For monitoring, consider MRI together with clinical measures. A reference brain MRI, taken within 6 months of starting disease-modifying treatment, is advocated, with a follow-up brain scan at 1 year, although the timing will need to be adjusted based on the drug treatment being used and the level of disease activity.
If there is a poor response to interferon or glatiramer acetate therapy or there is evidence of disease activity, the recommendation is to offer a more efficacious drug. If a highly efficacious drug then needs to be stopped for any reason, another highly efficacious drug should be considered. Factors to consider when switching include the degree of disease activity, which dictates how quickly the switch needs to be made, drugs’ respective half-lives and biological activity, and the potential for rebounding disease activity, particularly with natalizumab (Tysabri).
Although the expert panel has included a recommendation on the use of ocrelizumab for PPMS based on available phase III trial data, this is only if the drug is licensed for use by the EMA by the time the guidelines are published.
“We have agreed on our first set of recommendations. We will probably still work to refine some of these, and we expect to publish at the beginning of next year,” Dr. Otero-Romero said.
Providing independent comment in an interview, Samuel F. Hunter, MD , of the Advanced Neurosciences Institute in Nashville, Tenn., said that the European guidelines were of interest as there were no up-to-date guidelines on drug therapy for MS available in the United States.
While the American Academy of Neurology has produced practice guidelines on the use of disease-modifying therapies in MS ( Neurology. 2002;58:169-78 ) and issued specific guidance on natalizumab ( Neurology. 2008;71:766–73 ), these documents were published years ago. Five new therapies have appeared since then, Dr. Hunter said.
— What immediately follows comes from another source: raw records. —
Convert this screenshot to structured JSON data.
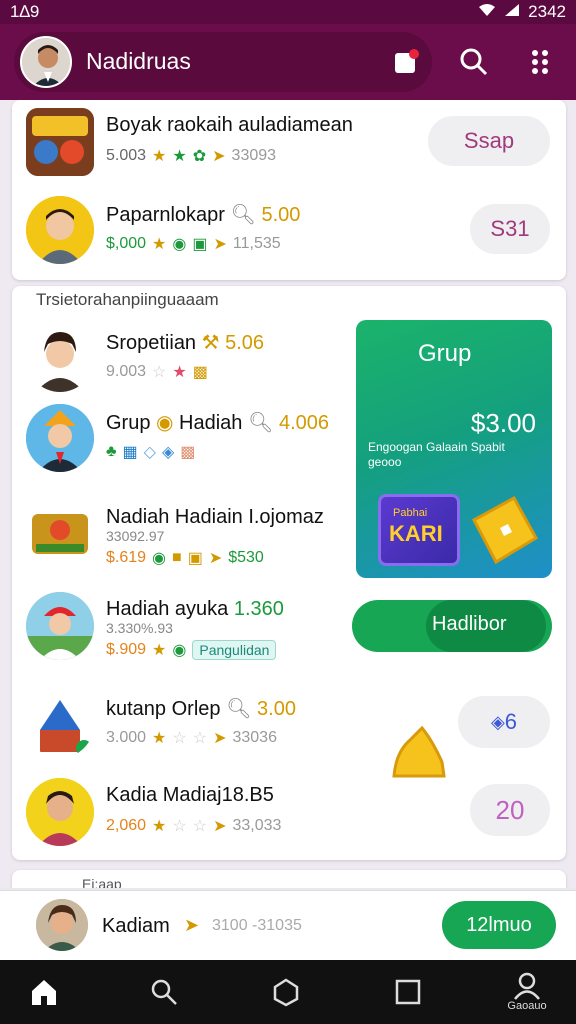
{
  "status": {
    "time": "1∆9",
    "right_time": "2342"
  },
  "header": {
    "title": "Nadidruas"
  },
  "top_card": {
    "items": [
      {
        "name": "Boyak raokaih auladiamean",
        "meta_value": "5.003",
        "meta_count": "33093",
        "button": "Ssap"
      },
      {
        "name": "Paparnlokapr",
        "badge": "5.00",
        "meta_value": "$,000",
        "meta_count": "11,535",
        "button": "S31"
      }
    ]
  },
  "main_card": {
    "section_title": "Trsietorahanpiinguaaam",
    "items": [
      {
        "name": "Sropetiian",
        "badge": "5.06",
        "meta_value": "9.003"
      },
      {
        "name": "Grup",
        "name2": "Hadiah",
        "badge": "4.006",
        "meta_value": ""
      },
      {
        "name": "Nadiah Hadiain I.ojomaz",
        "sub": "33092.97",
        "meta_value": "$.619",
        "meta_badge": "$530"
      },
      {
        "name": "Hadiah ayuka",
        "badge": "1.360",
        "sub": "3.330%.93",
        "meta_value": "$.909",
        "chip": "Pangulidan",
        "button": "Hadlibor"
      },
      {
        "name": "kutanp Orlep",
        "badge": "3.00",
        "meta_value": "3.000",
        "meta_count": "33036",
        "button": "6"
      },
      {
        "name": "Kadia Madiaj",
        "badge": "18.B5",
        "meta_value": "2,060",
        "meta_count": "33,033",
        "button": "20"
      }
    ],
    "promo": {
      "title": "Grup",
      "amount": "$3.00",
      "desc": "Engoogan Galaain Spabit geooo",
      "kari_top": "Pabhai",
      "kari": "KARI"
    }
  },
  "bottom_bar": {
    "peek_label": "Ei:aap",
    "name": "Kadiam",
    "meta": "3100 -31035",
    "button": "12lmuo"
  },
  "nav": {
    "account_label": "Gaoauo"
  },
  "colors": {
    "brand": "#6a0d4a",
    "accent_green": "#17a653",
    "purple_text": "#a03a7c"
  }
}
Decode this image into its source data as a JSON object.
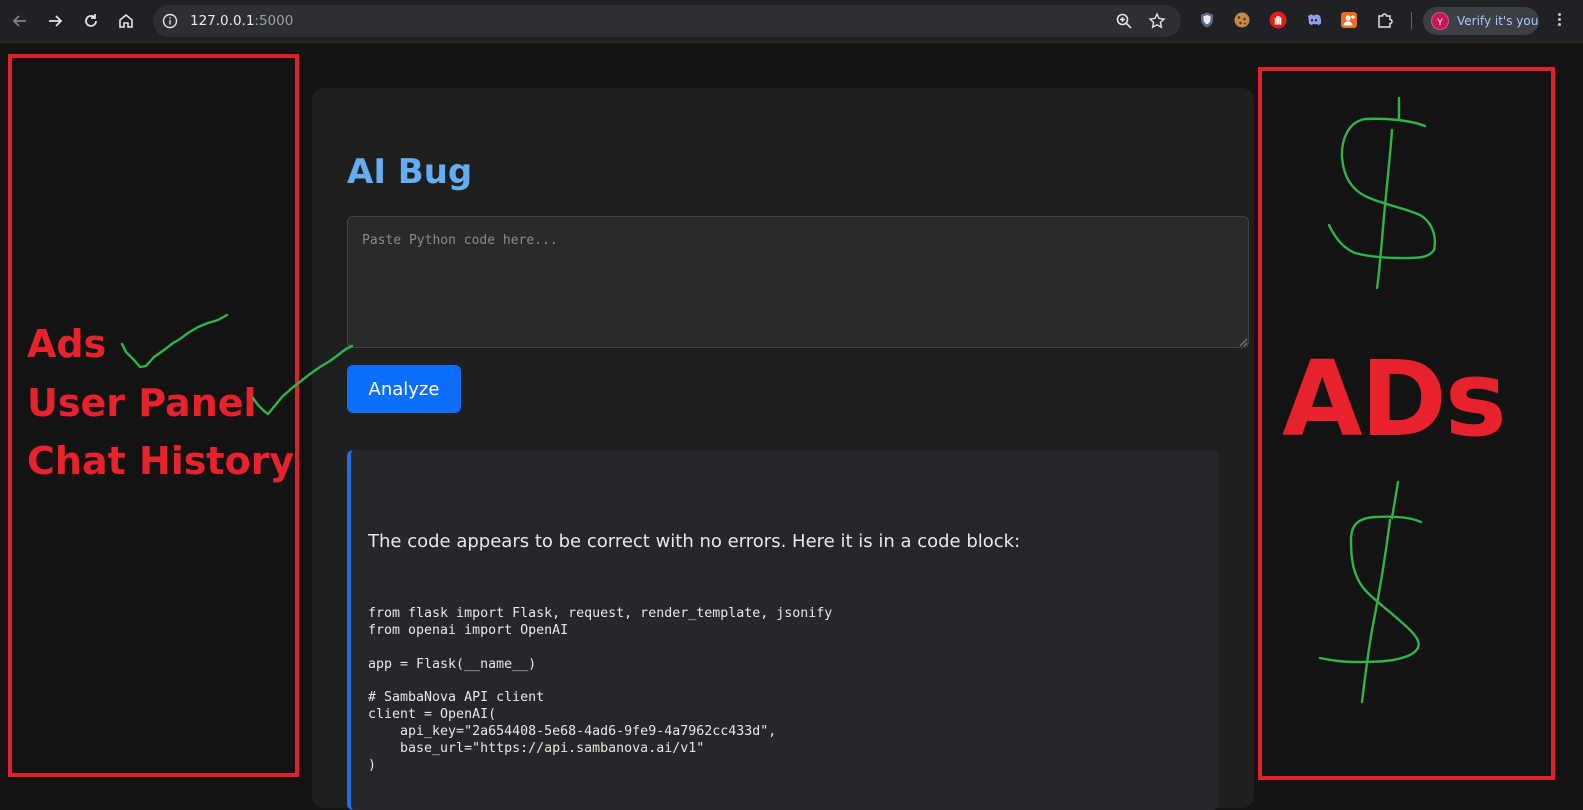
{
  "browser": {
    "url_host": "127.0.0.1",
    "url_port": ":5000",
    "profile_initial": "Y",
    "profile_label": "Verify it's you",
    "icons": [
      "back-arrow-icon",
      "forward-arrow-icon",
      "reload-icon",
      "home-icon",
      "site-info-icon",
      "zoom-icon",
      "bookmark-star-icon",
      "shield-extension-icon",
      "cookie-extension-icon",
      "stop-hand-extension-icon",
      "discord-extension-icon",
      "person-extension-icon",
      "puzzle-extensions-icon",
      "more-menu-icon"
    ]
  },
  "annotations": {
    "left_lines": [
      "Ads",
      "User Panel",
      "Chat History"
    ],
    "right_big": "ADs",
    "colors": {
      "box": "#e0202a",
      "scribble": "#2fb34a"
    }
  },
  "app": {
    "title": "AI Bug",
    "input_placeholder": "Paste Python code here...",
    "analyze_label": "Analyze",
    "result_text": "The code appears to be correct with no errors. Here it is in a code block:",
    "code_lines": [
      "from flask import Flask, request, render_template, jsonify",
      "from openai import OpenAI",
      "",
      "app = Flask(__name__)",
      "",
      "# SambaNova API client",
      "client = OpenAI(",
      "    api_key=\"2a654408-5e68-4ad6-9fe9-4a7962cc433d\",",
      "    base_url=\"https://api.sambanova.ai/v1\"",
      ")"
    ],
    "colors": {
      "title": "#64adf2",
      "button": "#0d6efd",
      "result_border": "#1f6feb"
    }
  }
}
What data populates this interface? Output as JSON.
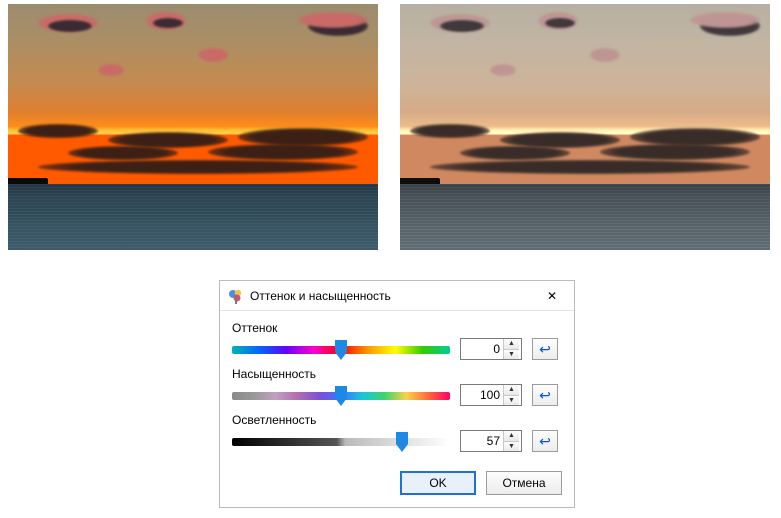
{
  "dialog": {
    "title": "Оттенок и насыщенность",
    "hue": {
      "label": "Оттенок",
      "value": "0",
      "min": -180,
      "max": 180,
      "thumb_pct": 50
    },
    "saturation": {
      "label": "Насыщенность",
      "value": "100",
      "min": 0,
      "max": 200,
      "thumb_pct": 50
    },
    "lightness": {
      "label": "Осветленность",
      "value": "57",
      "min": -100,
      "max": 100,
      "thumb_pct": 78
    },
    "ok_label": "OK",
    "cancel_label": "Отмена"
  },
  "icons": {
    "close": "✕",
    "reset": "↩",
    "spin_up": "▲",
    "spin_down": "▼"
  }
}
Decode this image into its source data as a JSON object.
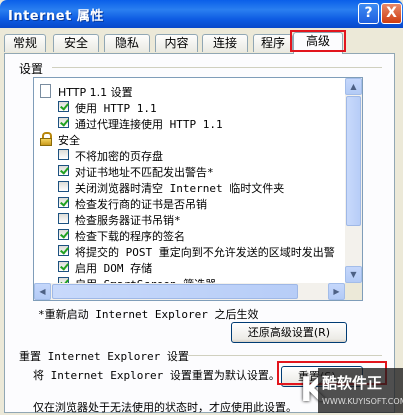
{
  "window": {
    "title": "Internet 属性",
    "help_glyph": "?",
    "close_glyph": "X"
  },
  "tabs": [
    {
      "label": "常规"
    },
    {
      "label": "安全"
    },
    {
      "label": "隐私"
    },
    {
      "label": "内容"
    },
    {
      "label": "连接"
    },
    {
      "label": "程序"
    },
    {
      "label": "高级",
      "active": true
    }
  ],
  "settings": {
    "group_title": "设置",
    "items": [
      {
        "type": "category",
        "icon": "page-icon",
        "label": "HTTP 1.1 设置"
      },
      {
        "type": "checkbox",
        "checked": true,
        "label": "使用 HTTP 1.1"
      },
      {
        "type": "checkbox",
        "checked": true,
        "label": "通过代理连接使用 HTTP 1.1"
      },
      {
        "type": "category",
        "icon": "lock-icon",
        "label": "安全"
      },
      {
        "type": "checkbox",
        "checked": false,
        "label": "不将加密的页存盘"
      },
      {
        "type": "checkbox",
        "checked": true,
        "label": "对证书地址不匹配发出警告*"
      },
      {
        "type": "checkbox",
        "checked": false,
        "label": "关闭浏览器时清空 Internet 临时文件夹"
      },
      {
        "type": "checkbox",
        "checked": true,
        "label": "检查发行商的证书是否吊销"
      },
      {
        "type": "checkbox",
        "checked": false,
        "label": "检查服务器证书吊销*"
      },
      {
        "type": "checkbox",
        "checked": true,
        "label": "检查下载的程序的签名"
      },
      {
        "type": "checkbox",
        "checked": true,
        "label": "将提交的 POST 重定向到不允许发送的区域时发出警"
      },
      {
        "type": "checkbox",
        "checked": true,
        "label": "启用 DOM 存储"
      },
      {
        "type": "checkbox",
        "checked": true,
        "label": "启用 SmartScreen 筛选器"
      }
    ],
    "restart_note": "*重新启动 Internet Explorer 之后生效",
    "restore_button": "还原高级设置(R)"
  },
  "reset": {
    "group_title": "重置 Internet Explorer 设置",
    "description": "将 Internet Explorer 设置重置为默认设置。",
    "button": "重置(S)...",
    "footer": "仅在浏览器处于无法使用的状态时，才应使用此设置。"
  },
  "watermark": {
    "letter": "K",
    "title": "酷软件正",
    "url": "WWW.KUYISOFT.COM"
  },
  "colors": {
    "title_bar": "#0a5fe9",
    "highlight_box": "#e2151d",
    "checkmark": "#21a121",
    "dialog_bg": "#ece9d8"
  }
}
“Guidance is so far behind the advancement of therapy for MS, such that we don’t have any accepted guidelines. The current opinion from various groups is that all therapies should be available for all patients, according to physician advice,” Dr. Hunter said.
“People predominantly follow individual escalation of therapy efficacy guideline for the majority of patients, and people with very severe, fulminant relapses are relegated to higher-efficacy therapies,” he added.
The new European guidelines will influence what is happening in the United States, Dr. Hunter said, but there is such a diversity of interests among the large managed care organizations, the government, payers, pharmaceutical companies, and different academic centers, for example, that reaching a consensus will be difficult.
Dr. Otero-Romero did not declare any specific disclosures in relation to her presentation of the guidelines. Dr. Hunter did not have any disclosure relevant to his comments.